Coringa, agora caracterizado, age em defesa dos maus tratos e zoações sofridos. Assim como aconteceu no metrô, ele mata a mãe e o ex-colega de trabalho, por acreditar que eles fizeram mal para ele. O colega que sempre lhe tratou bem, ele deixa ir embora. Além disso, ao participar de programa de humor, que havia zombado de uma cena de seu show de comédia, Arthur confessa o crime do metrô, explica sua história, a forma como era tratado pelas pessoas e dá uma aula de empatia. Devido a ignorância do apresentar, reflexo da sociedade, ele o mata.

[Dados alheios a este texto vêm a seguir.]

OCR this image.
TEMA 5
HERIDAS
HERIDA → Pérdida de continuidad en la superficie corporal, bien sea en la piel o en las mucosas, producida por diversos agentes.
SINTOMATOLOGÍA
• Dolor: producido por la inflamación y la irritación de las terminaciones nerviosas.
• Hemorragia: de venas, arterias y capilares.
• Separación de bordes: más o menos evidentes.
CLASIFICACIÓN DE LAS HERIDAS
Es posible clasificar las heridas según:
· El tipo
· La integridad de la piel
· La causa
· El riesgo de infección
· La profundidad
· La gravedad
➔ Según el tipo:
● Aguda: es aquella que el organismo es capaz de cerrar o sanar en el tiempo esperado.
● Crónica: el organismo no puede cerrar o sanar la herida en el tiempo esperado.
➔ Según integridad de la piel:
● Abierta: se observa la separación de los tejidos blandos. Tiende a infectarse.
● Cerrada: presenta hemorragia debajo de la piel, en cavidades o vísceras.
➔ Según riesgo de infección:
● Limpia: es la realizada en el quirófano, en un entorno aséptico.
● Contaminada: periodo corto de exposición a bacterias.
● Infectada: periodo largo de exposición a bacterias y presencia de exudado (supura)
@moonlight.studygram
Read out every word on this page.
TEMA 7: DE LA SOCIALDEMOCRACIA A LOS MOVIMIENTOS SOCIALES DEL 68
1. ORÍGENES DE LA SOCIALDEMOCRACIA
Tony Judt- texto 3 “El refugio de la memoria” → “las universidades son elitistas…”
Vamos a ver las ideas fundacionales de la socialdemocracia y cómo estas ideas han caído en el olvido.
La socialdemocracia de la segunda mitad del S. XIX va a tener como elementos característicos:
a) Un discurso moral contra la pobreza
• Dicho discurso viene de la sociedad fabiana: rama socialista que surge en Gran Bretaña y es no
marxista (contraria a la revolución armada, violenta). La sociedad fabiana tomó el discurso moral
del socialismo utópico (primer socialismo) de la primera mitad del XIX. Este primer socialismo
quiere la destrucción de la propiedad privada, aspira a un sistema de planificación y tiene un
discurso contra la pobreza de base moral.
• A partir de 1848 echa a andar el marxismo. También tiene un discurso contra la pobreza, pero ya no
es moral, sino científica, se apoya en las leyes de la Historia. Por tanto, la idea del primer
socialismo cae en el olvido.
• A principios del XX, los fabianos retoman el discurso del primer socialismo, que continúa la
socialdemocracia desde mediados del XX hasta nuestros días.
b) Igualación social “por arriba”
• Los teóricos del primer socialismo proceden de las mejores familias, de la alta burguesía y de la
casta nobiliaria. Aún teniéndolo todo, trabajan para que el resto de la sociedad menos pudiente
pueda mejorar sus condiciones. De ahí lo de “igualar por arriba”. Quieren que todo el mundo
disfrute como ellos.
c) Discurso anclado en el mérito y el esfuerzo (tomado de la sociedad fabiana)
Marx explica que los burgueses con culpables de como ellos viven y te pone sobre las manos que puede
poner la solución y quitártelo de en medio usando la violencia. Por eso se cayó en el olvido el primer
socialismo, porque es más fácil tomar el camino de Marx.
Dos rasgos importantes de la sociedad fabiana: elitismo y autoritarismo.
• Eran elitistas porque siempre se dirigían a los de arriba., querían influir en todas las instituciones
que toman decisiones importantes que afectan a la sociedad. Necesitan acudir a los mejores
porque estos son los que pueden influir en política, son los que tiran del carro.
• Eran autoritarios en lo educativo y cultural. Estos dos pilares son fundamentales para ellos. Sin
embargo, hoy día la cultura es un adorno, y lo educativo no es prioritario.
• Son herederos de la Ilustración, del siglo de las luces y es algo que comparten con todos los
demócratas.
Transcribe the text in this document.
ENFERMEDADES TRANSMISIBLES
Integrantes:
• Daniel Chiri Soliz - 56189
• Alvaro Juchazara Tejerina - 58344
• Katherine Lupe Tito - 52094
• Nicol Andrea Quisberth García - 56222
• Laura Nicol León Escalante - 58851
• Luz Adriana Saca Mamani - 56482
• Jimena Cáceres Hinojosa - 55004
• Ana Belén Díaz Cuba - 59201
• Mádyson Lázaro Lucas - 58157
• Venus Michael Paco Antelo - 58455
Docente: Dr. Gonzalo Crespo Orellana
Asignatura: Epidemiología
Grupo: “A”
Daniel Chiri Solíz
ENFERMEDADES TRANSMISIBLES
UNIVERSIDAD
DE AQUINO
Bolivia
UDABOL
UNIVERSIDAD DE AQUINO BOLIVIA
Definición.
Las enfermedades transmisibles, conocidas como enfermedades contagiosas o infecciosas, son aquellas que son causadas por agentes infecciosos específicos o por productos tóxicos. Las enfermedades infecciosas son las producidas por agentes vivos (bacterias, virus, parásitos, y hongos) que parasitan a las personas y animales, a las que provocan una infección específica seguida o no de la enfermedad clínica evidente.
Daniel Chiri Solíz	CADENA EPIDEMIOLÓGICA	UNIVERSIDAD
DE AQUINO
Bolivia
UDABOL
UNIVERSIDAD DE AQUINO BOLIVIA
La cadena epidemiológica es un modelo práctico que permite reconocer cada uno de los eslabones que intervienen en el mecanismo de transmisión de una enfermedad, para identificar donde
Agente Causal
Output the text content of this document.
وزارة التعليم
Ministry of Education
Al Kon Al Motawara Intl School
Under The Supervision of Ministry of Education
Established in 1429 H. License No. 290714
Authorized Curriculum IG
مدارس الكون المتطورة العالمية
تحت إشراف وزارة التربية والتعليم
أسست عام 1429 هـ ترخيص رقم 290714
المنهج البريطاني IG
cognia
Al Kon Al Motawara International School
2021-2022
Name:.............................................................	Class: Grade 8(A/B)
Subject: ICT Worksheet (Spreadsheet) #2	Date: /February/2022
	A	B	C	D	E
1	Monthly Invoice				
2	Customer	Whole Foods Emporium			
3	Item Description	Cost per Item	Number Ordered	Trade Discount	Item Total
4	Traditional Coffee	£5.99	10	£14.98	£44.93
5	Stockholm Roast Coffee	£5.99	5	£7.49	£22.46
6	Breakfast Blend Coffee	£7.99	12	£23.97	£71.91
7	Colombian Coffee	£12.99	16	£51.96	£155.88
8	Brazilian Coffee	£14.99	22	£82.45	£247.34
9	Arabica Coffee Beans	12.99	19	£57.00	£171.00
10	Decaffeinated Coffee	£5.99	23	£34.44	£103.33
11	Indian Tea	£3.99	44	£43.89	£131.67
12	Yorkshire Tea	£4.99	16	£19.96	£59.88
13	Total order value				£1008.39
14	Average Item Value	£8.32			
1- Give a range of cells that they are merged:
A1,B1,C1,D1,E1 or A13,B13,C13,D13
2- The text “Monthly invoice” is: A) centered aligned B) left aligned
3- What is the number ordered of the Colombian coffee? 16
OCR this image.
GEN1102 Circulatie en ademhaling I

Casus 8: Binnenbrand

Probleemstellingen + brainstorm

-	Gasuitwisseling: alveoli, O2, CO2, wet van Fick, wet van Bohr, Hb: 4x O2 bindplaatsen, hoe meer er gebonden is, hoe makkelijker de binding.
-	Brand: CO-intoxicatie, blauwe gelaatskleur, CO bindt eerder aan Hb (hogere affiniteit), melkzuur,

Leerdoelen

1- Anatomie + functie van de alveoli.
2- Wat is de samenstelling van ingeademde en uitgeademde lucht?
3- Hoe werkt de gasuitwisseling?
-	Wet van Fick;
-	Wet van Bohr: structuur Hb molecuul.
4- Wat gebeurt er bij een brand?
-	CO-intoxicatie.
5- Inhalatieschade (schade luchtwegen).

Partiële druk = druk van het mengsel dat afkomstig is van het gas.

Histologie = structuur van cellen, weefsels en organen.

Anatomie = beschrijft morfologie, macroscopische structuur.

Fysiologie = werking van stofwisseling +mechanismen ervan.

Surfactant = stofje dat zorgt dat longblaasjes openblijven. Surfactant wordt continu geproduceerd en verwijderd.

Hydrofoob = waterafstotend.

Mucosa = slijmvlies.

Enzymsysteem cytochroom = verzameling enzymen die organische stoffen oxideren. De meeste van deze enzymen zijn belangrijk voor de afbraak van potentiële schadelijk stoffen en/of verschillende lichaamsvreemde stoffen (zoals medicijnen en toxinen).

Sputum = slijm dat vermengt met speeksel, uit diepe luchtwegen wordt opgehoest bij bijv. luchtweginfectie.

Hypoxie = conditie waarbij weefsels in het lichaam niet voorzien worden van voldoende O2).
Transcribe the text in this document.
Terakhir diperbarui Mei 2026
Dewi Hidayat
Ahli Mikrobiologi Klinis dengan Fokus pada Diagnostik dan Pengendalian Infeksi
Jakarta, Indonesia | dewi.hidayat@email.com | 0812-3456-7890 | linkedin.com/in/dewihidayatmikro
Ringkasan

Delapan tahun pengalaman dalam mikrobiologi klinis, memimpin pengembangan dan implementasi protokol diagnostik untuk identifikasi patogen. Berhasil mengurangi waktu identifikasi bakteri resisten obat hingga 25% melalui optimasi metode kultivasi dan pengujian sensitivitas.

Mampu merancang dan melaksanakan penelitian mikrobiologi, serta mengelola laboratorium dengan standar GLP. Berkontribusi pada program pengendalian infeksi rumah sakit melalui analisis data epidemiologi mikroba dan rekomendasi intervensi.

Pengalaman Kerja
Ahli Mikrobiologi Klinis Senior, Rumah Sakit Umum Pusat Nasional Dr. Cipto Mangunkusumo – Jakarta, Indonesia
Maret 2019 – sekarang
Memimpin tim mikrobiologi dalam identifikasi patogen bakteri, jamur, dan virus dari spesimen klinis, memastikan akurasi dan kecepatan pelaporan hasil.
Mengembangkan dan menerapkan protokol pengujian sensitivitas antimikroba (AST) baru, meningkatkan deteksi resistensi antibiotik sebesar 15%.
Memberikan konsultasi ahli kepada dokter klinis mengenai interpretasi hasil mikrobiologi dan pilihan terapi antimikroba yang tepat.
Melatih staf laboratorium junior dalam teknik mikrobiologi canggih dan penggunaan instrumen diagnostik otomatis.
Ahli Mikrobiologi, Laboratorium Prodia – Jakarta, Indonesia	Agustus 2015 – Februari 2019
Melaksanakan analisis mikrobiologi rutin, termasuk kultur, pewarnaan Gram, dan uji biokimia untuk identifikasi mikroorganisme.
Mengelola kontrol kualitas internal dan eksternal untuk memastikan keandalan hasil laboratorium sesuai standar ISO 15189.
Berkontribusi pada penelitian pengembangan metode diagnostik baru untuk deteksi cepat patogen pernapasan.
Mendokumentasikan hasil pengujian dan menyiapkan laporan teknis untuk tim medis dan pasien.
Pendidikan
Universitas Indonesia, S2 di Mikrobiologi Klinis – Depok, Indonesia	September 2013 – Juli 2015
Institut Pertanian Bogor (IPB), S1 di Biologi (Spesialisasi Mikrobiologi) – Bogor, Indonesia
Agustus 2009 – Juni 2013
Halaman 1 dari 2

“O filme Coringa foi muito polêmico, a gente pode chamar a atenção para isso. Por um lado, o filme pode aumentar o preconceito, no qual uma pessoa aparentemente normal pode se transformar naquilo que o personagem se transforma; por outro lado, ele pode otimizá-lo, apresentar que o personagem é assim porque ele sofreu muito”, aponta Flávia Fleury.


Conheça outros filmes


Se você gostou da relação do cinema com a saúde mental, segue abaixo a dica de três filmes que trouxemos sobre a temática.



Riley é uma garota divertida de 11 anos de idade que deve enfrentar mudanças importantes em sua vida quando seus pais decidem deixar a sua cidade natal. Dentro do seu cérebro, convivem várias emoções diferentes, como a Alegria, o Medo, a Raiva, o Nojinho e a Tristeza. A líder deles é a Alegria, que se esforça bastante para fazer com que a vida de Riley seja sempre feliz. Entretanto, uma confusão na sala sai de controle e faz com que ela e a Tristeza sejam expelidas para fora do local. Agora, elas precisam percorrer as várias ilhas existentes nos pensamentos de Riley para que possam retornar à sala de controle - e, enquanto isto não acontece, a vida da garota muda radicalmente.



Baseado em uma história real, o filme retrata a médica Nise da Silveira, que, em 1950, se recusou a seguir tendências locais no tratamento de pessoas com esquizofrenia em um hospital psiquiátrico no Rio de Janeiro. Subjugada e isolada pelos colegas médicos, decide assumir o, então abandonado, setor de Terapia Ocupacional, onde dá início à uma revolução regida por amor, arte e loucura. E os resultados são inacreditáveis.



O enredo de Por Lugares Incríveis acompanha Violet Markey (Elle Fanning) e Theodore Finch (Justice Smith), que têm suas vidas transformadas para sempre quando se conhecem. Juntos, eles se apoiam para curar os estigmas emocionais e físicos que adquiriram no passado.